Central Plains Friday: Triple Point or Dryline?
The Rundown
On Friday, a negatively tilted trough ejects eastward off the Rockies and provides forcing to get vertical motion going. At the surface, areas near the resulting surface low in Nebraska/northern Kansas will be a favorable spot for severe weather. Farther south there will be a dryline extending into Kansas and Oklahoma that will be an area of surface convergence for severe storms as well. The usual questions about the cap remain, and how the diminishing forcing for ascent into Oklahoma may limit chances down that far south.
Friday: Oklahoma, Kansas, Nebraska
I might have been a little aggressive drawing the trough axis, but still have a negative tilted trough ejecting to the east northeast and providing forcing for ascent across the central Plains. This certainly is favorable for severe weather in a vacuum. The caveats are with capping expected and nothing but a dryline (and maybe an outflow boundary) to focus things at the surface how widespread will storms be? There will be two general locations to be looking for storms tomorrow.
- At the “triple point” near the surface low up in NE Kansas and SE Nebraska
- South into southern Kansas and into Oklahoma along the dryline
I suppose I should look at each option and do a quick breakdown.
Triple Point: Surface Low Helps Convergence and Cap Will Break Up There
One area that is certain to get some storms will be near the low pressure where surface convergence will be the greatest and support for lifting aloft will also be overhead. Couple with that some impressive instability, strong lapse rates, and good amounts of shear and you have a situation where all modes of severe weather will be possible. These storms will eventually cluster and start working to the east as the trailing cold front swings to the east by nighttime.
With these storms, giant hail and a couple of tornadoes will be the primary threat. As of this morning, odds are increasing of these threats up near the triple point.
The Dryline: Oklahoma and Kansas With Supercell Potential
The dryline is always going to be more conditional on the subject of if storms will fire. I think a few will in Kansas and Northern Oklahoma as the stronger upper level winds nose into the region. Closer to the low, there will be an issue of very low storm relative winds at the 4-6 km level. What this does is mean the storms will tend to ingest their own rain/stable air coming in the downdrafts and potentially short-circuit the updraft process. Farther south, they should be strong enough to support some high precipitation supercells.
The problem farther south is the forcing for ascent won’t be as strong. So storms may struggle to get going initially vs the capping that should be there. In other words, we have a few ways storms down here could fail.

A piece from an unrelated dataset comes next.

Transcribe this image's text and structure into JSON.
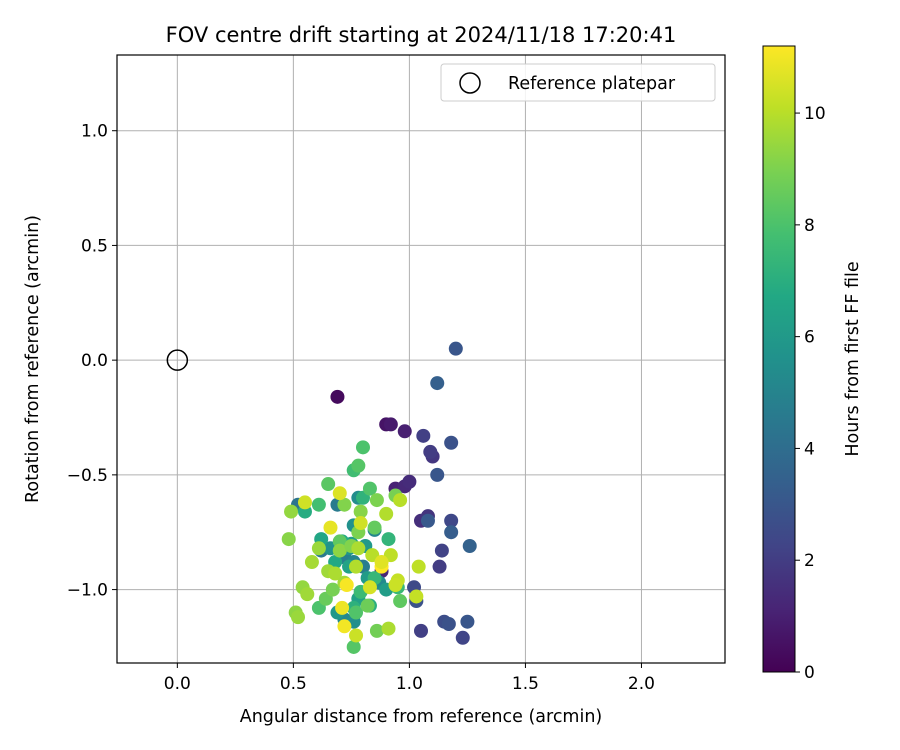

If they do fire off though, potential for strong tornadoes with large hail will be present.
tl;dr version
A negatively tilted trough coming off the Rockies and resultant surface low will provide for a severe weather threat across the central Plains. Near the surface low in northern Kansas/southern Nebraska, there will be a greater probability of experiencing severe weather, especially large hail. Some tornadoes will be possible though. Farther south, the odds of experiencing severe weather is lower but I think the potential for stronger tornadoes is higher.